Stroke of Midnight (Nightcreature #1.5)(87)



"Whose place is this?"

"Medicine man."

"Right."

He cast a quick glance in my direction as he stopped the car. "There are medicine men and women. Most Navajo still take part in the Blessingway."

"Which is?"

"Rites to promote happiness and wisdom. They also have sings or chantaways to promote health."

"And that's what this guy does for a living?"

I contemplated the house. There didn't appear to be too much cash in the venture.

"As well as hunting the occasional skinwalker."

I looked at him. He wasn't kidding. What else was new?

Philips climbed out of the car. "Hello?" he called. "Joseph Ahkeah?"

No answer. Not a flicker of the curtains. Nothing.

"I've got a bad feeling about this," I murmured.

"Joseph is an expert on skinwalkers. He'll know what yours is up to with the stalking and the not killing, even though you've been a sitting duck."

The image was disturbing. I'd been alone. Staring at my computer, listening to my music, obsessing over a deadline.

Considering the last few hours, a book was hardly worth the worry. I still didn't believe we were dealing with a werewolf, but there was something funny going on. The guy who'd been playing peekaboo at my window was nuts at the very least. He'd blown up my house, melted my car.

Even if Philips was on the fruity side, too, he hadn't tried to kill me. Yet.

He knocked on the door. We listened, but all we heard was the wind. He peered into the window.

"You're asking to get your head blown off."

He glanced at me. "My boss was supposed to call Joseph and tell him I was coming. I don't understand why he isn't here."

Philips reached for the doorknob, and at his touch the portal swung open. Shrugging, he stepped inside.

"Hey!" I hovered on the porch. "Is that legal?"

"What if he slipped in the tub, cracked his head? What if he's fallen and he can't get up?"

"Rationalize much?"

"Every damn day."

Since I did, too, I followed him into the medicine man's home.

The cabin was small, dark, hot. Stuff lay all over. Joseph really needed a housekeeper, although most women would never touch what I saw spread around.

Bones, large and small, the skull of an unidentified animal, skins of every shape, size, and color. Uh-oh.

Philips made a beeline for them. I was right behind him until I stepped on something crunchy. Looking down, I discovered what appeared to be the thigh bone of a— "Ew!" I skittered after Philips so fast I slammed into his back. "Is that human?"

"Not anymore."

He pulled his Beretta and quickly checked the house. There wasn't much to see. A single living area with a kitchen, small bedroom, an even smaller bath. No sign of anything alive.

The skins were spread across several tables at the north side of the room. In contrast to the rest of the house, they were organized and labeled with anal precision. A small piece of paper had been taped beneath each one.

"Fox. Bear. Coyote," I read. "What's with that?"

In the midst of reading the top sheet on a huge stack of papers, Philips looked up. Eyes unfocused, at first he didn't appear to see me. I waved my hand in front of his face until he blinked.

"What? Oh, a skinwalker can take many shapes."

"I thought it was a werewolf."

"Right now. Most likely for endurance and tenacity. Wolves have the ability to run for miles, then accelerate. They're quick, smart, and they can be vicious when provoked. But a skinwalker could become a fox, a bear, a coyote." He spread his hand, indicting the skins in front of us. "All he has to do is change his skin."

"You're telling me that this thing could have morphed into another animal?"

"Possibly. The fox is for cunning, the bear for strength, coyote for speed and agility. Still, from what I've been able to gather in my studies, most skinwalkers stick to the one animal they identify with."

"In this case, a wolf."

He grunted, already returning his attention to the books and the papers.

With nothing to do, I wandered down the row of skins. Deer. Elk. Raven. Eagle. The display was quite creepy.

"The sturgeon moon," he muttered. "Hell. That's soon."

"The what-who?"

He lifted his gaze. His eyes were all dreamy again—lost in the book.
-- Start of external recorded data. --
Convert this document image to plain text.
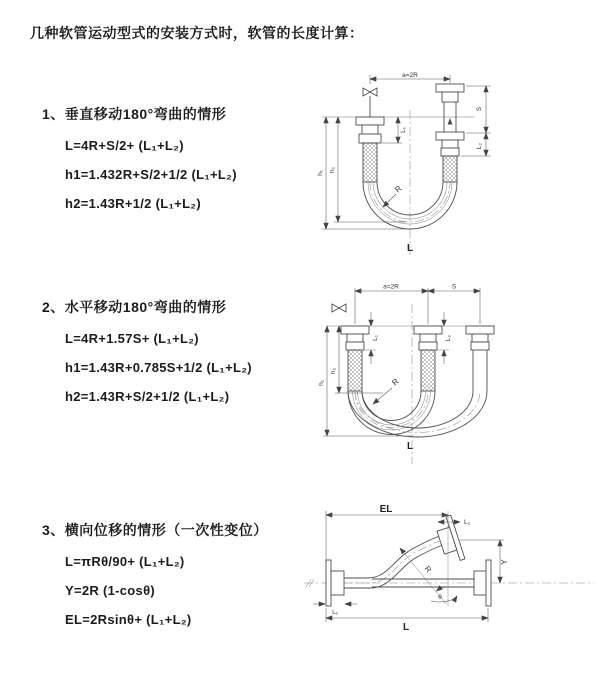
几种软管运动型式的安装方式时，软管的长度计算：
1、垂直移动180°弯曲的情形
L=4R+S/2+ (L₁+L₂)
h1=1.432R+S/2+1/2 (L₁+L₂)
h2=1.43R+1/2 (L₁+L₂)
2、水平移动180°弯曲的情形
L=4R+1.57S+ (L₁+L₂)
h1=1.43R+0.785S+1/2 (L₁+L₂)
h2=1.43R+S/2+1/2 (L₁+L₂)
3、横向位移的情形（一次性变位）
L=πRθ/90+ (L₁+L₂)
Y=2R (1-cosθ)
EL=2Rsinθ+ (L₁+L₂)
a=2R
S
L₂
L₁
h₁ h₂
R
L
a=2R	S
L₁	L₂
h₁
h₂
R
L
θ
R
EL
L₂
Y
L
L₁
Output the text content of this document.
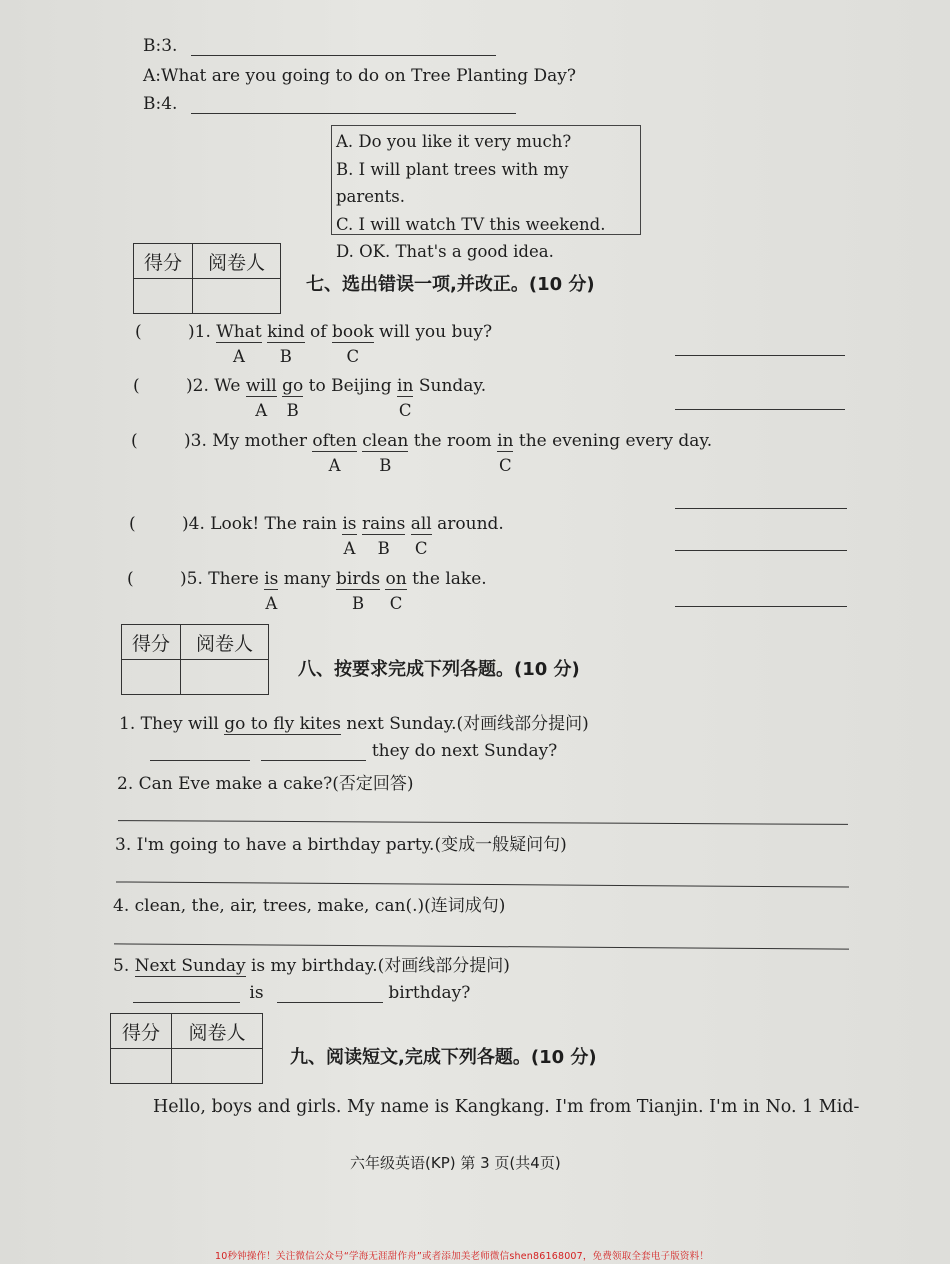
B:3.
A:What are you going to do on Tree Planting Day?
B:4.
A. Do you like it very much?
B. I will plant trees with my parents.
C. I will watch TV this weekend.
D. OK. That's a good idea.
得分	阅卷人

七、选出错误一项,并改正。(10 分)
(	)1. What
A
kind
B
of book
C
will you buy?
(	)2. We will
A
go
B
to Beijing in
C
Sunday.
(	)3. My mother often
A
clean
B
the room in
C
the evening every day.
(	)4. Look! The rain is
A
rains
B
all
C
around.
(	)5. There is
A
many birds
B
on
C
the lake.
得分	阅卷人

八、按要求完成下列各题。(10 分)
1. They will go to fly kites next Sunday.(对画线部分提问)
they do next Sunday?
2. Can Eve make a cake?(否定回答)
3. I'm going to have a birthday party.(变成一般疑问句)
4. clean, the, air, trees, make, can(.)(连词成句)
5. Next Sunday is my birthday.(对画线部分提问)
is	birthday?
得分	阅卷人

九、阅读短文,完成下列各题。(10 分)
Hello, boys and girls. My name is Kangkang. I'm from Tianjin. I'm in No. 1 Mid-
六年级英语(KP) 第 3 页(共4页)
10秒钟操作！关注微信公众号“学海无涯甜作舟”或者添加美老师微信shen86168007，免费领取全套电子版资料！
Funny, I never would have pegged him for a scholar.

"Back when the Indians owned the earth, they gave each full moon a name. The wolf moon was in January because the wolves howled with hunger in the middle of winter. There's the harvest moon in September. The blood moon is October—"

"Sounds like one we want to avoid."

Philips gave a small smile. "Also called the hunter's moon, because in that month meat was stockpiled for the winter."

"I take it the sturgeon moon is August."

"Bingo. The fishing tribes christened that one because the fish are easily caught at this time of year. But the August moon carries other names, too, from other tribes. The green corn moon, the grain moon…"

"What happens under the sturgeon moon?"